Graduate Program in Toxicology
Conference Room C
Wednesday, November 2, 2011
Previously, our laboratory identified Fry, the rat ortholog of the Drosophila melanogaster furry gene, as a mammary carcinoma susceptibility gene using Quantitative Trait Locus mapping in a backcross between the susceptible Fischer 344 and resistant Copenhagen rat strains. In lower eukaryotes, the furry orthologs are implicated in diverse cellular processes including epithelial cell polarity, morphogenesis and proliferation. Consistent with its function as a tumor suppressor gene, we now report that FRY expression is reduced in human breast cancer cell lines and in several clinical breast cancer cohorts.
To elucidate FRY function in mammalian cells, we created two sets of isogenic cell lines: one mammary tumor cell line without (MDA-MB-231) and with ectopic expression of Fry (231wCFry); and one normal mammary epithelial cell line without (MCF-10A) and with FRY-targeting shRNA (10A-shFRY). Our in vitro analyses of these cell lines showed that altered FRY expression dramatically affected cell morphology. Moreover, when xenographed into nude mice, the 231CFry cells demonstrated a dramatic reduction in tumorigenicity (8-fold) and diminished invasiveness into surrounding tissues, while the 10A-shFRY cells remained non-tumorigenic. In-silico analysis of our isogenic cell line pairs suggested that FRY changed gene networks involved in epithelial cell differentiation, adhesion, proliferation, and polarity. These analyses along with protein expression analysis indicated that FRY is affecting the Wnt signaling pathway and epithelial-mesenchymal transition, a process involved in tumor progression.
We next investigated FRY mRNA expression in >3,500 human breast cancers, (Oncomine 3.0 Cancer Profiling Database) and FRY protein expression in several clinical cancer cohorts available as breast tissue microarrays using a FRY anti-peptide antibody (which we designed and validated).
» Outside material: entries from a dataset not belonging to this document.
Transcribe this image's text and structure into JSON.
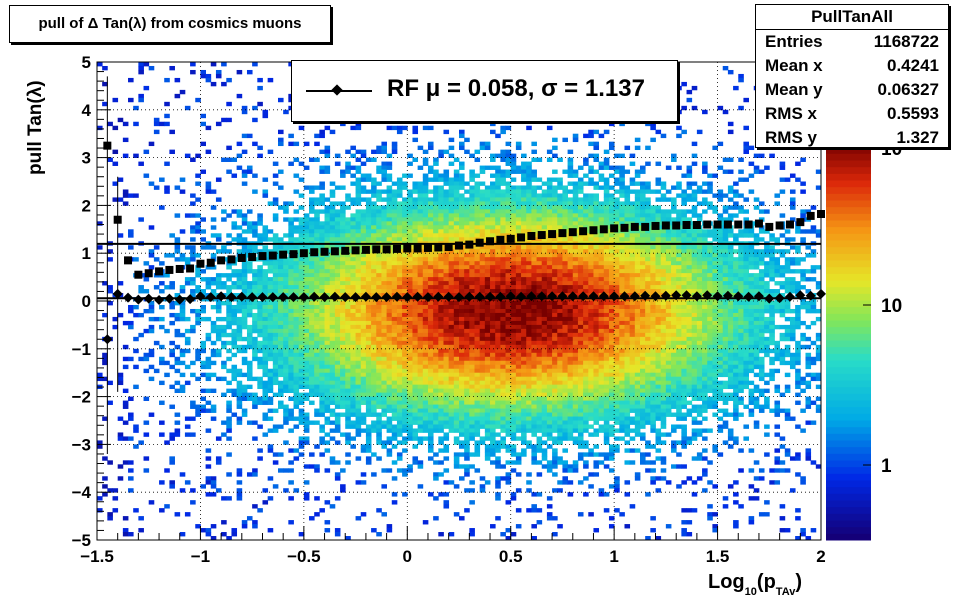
{
  "chart_data": {
    "type": "heatmap",
    "title": "pull of Δ Tan(λ) from cosmics muons",
    "xlabel_main": "Log",
    "xlabel_sub1": "10",
    "xlabel_paren_open": "(p",
    "xlabel_sub2": "TAv",
    "xlabel_paren_close": ")",
    "ylabel": "pull Tan(λ)",
    "xlim": [
      -1.5,
      2
    ],
    "ylim": [
      -5,
      5
    ],
    "x_ticks": [
      "−1.5",
      "−1",
      "−0.5",
      "0",
      "0.5",
      "1",
      "1.5",
      "2"
    ],
    "y_ticks": [
      "−5",
      "−4",
      "−3",
      "−2",
      "−1",
      "0",
      "1",
      "2",
      "3",
      "4",
      "5"
    ],
    "grid": true,
    "z_scale": "log",
    "colorbar_ticks": [
      "1",
      "10",
      "10"
    ],
    "density_peak": {
      "x": 0.5,
      "y": -0.2
    },
    "series": [
      {
        "name": "RF",
        "marker": "diamond",
        "x": [
          -1.45,
          -1.4,
          -1.35,
          -1.3,
          -1.25,
          -1.2,
          -1.15,
          -1.1,
          -1.05,
          -1.0,
          -0.95,
          -0.9,
          -0.85,
          -0.8,
          -0.75,
          -0.7,
          -0.65,
          -0.6,
          -0.55,
          -0.5,
          -0.45,
          -0.4,
          -0.35,
          -0.3,
          -0.25,
          -0.2,
          -0.15,
          -0.1,
          -0.05,
          0.0,
          0.05,
          0.1,
          0.15,
          0.2,
          0.25,
          0.3,
          0.35,
          0.4,
          0.45,
          0.5,
          0.55,
          0.6,
          0.65,
          0.7,
          0.75,
          0.8,
          0.85,
          0.9,
          0.95,
          1.0,
          1.05,
          1.1,
          1.15,
          1.2,
          1.25,
          1.3,
          1.35,
          1.4,
          1.45,
          1.5,
          1.55,
          1.6,
          1.65,
          1.7,
          1.75,
          1.8,
          1.85,
          1.9,
          1.95,
          2.0
        ],
        "y": [
          -0.8,
          0.15,
          0.07,
          0.03,
          0.05,
          0.02,
          0.05,
          0.03,
          0.04,
          0.1,
          0.08,
          0.1,
          0.08,
          0.09,
          0.08,
          0.08,
          0.08,
          0.08,
          0.08,
          0.08,
          0.09,
          0.08,
          0.09,
          0.08,
          0.08,
          0.09,
          0.08,
          0.08,
          0.09,
          0.08,
          0.09,
          0.08,
          0.09,
          0.09,
          0.08,
          0.09,
          0.09,
          0.09,
          0.09,
          0.1,
          0.09,
          0.1,
          0.1,
          0.1,
          0.1,
          0.1,
          0.1,
          0.1,
          0.1,
          0.1,
          0.1,
          0.1,
          0.11,
          0.1,
          0.11,
          0.12,
          0.12,
          0.1,
          0.12,
          0.1,
          0.11,
          0.1,
          0.09,
          0.1,
          0.05,
          0.06,
          0.09,
          0.12,
          0.11,
          0.15
        ]
      },
      {
        "name": "RMS",
        "marker": "square",
        "x": [
          -1.45,
          -1.4,
          -1.35,
          -1.3,
          -1.25,
          -1.2,
          -1.15,
          -1.1,
          -1.05,
          -1.0,
          -0.95,
          -0.9,
          -0.85,
          -0.8,
          -0.75,
          -0.7,
          -0.65,
          -0.6,
          -0.55,
          -0.5,
          -0.45,
          -0.4,
          -0.35,
          -0.3,
          -0.25,
          -0.2,
          -0.15,
          -0.1,
          -0.05,
          0.0,
          0.05,
          0.1,
          0.15,
          0.2,
          0.25,
          0.3,
          0.35,
          0.4,
          0.45,
          0.5,
          0.55,
          0.6,
          0.65,
          0.7,
          0.75,
          0.8,
          0.85,
          0.9,
          0.95,
          1.0,
          1.05,
          1.1,
          1.15,
          1.2,
          1.25,
          1.3,
          1.35,
          1.4,
          1.45,
          1.5,
          1.55,
          1.6,
          1.65,
          1.7,
          1.75,
          1.8,
          1.85,
          1.9,
          1.95,
          2.0
        ],
        "y": [
          3.25,
          1.7,
          0.85,
          0.55,
          0.58,
          0.62,
          0.65,
          0.67,
          0.68,
          0.78,
          0.8,
          0.85,
          0.87,
          0.9,
          0.92,
          0.94,
          0.95,
          0.97,
          0.98,
          1.0,
          1.02,
          1.03,
          1.04,
          1.05,
          1.06,
          1.07,
          1.08,
          1.08,
          1.09,
          1.1,
          1.1,
          1.11,
          1.12,
          1.13,
          1.16,
          1.18,
          1.22,
          1.25,
          1.28,
          1.3,
          1.33,
          1.36,
          1.38,
          1.4,
          1.42,
          1.44,
          1.46,
          1.48,
          1.5,
          1.52,
          1.53,
          1.55,
          1.55,
          1.57,
          1.58,
          1.58,
          1.59,
          1.59,
          1.6,
          1.6,
          1.6,
          1.6,
          1.6,
          1.62,
          1.55,
          1.58,
          1.6,
          1.65,
          1.78,
          1.82
        ]
      }
    ],
    "reference_lines": [
      {
        "y": 0.058
      },
      {
        "y": 1.195
      }
    ]
  },
  "legend": {
    "text": "RF μ =  0.058, σ =   1.137"
  },
  "stats": {
    "title": "PullTanAll",
    "rows": [
      {
        "label": "Entries",
        "value": "1168722"
      },
      {
        "label": "Mean x",
        "value": "0.4241"
      },
      {
        "label": "Mean y",
        "value": "0.06327"
      },
      {
        "label": "RMS x",
        "value": "0.5593"
      },
      {
        "label": "RMS y",
        "value": "1.327"
      }
    ]
  }
}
Our analyses revealed that decreased FRY mRNA and protein expression was highly correlated with poorly differentiated breast cancer phenotypes such as increasing tumor grade and hormone receptor negative breast cancers, consistent with a role for FRY in tumor progression. Along with being decreased in human mammary tumors and consistent with a role for FRY in the progression of epithelial cell carcinomas, we found that FRY was reduced in human epithelial cell cancers (prostate, ovarian, brain, and lung).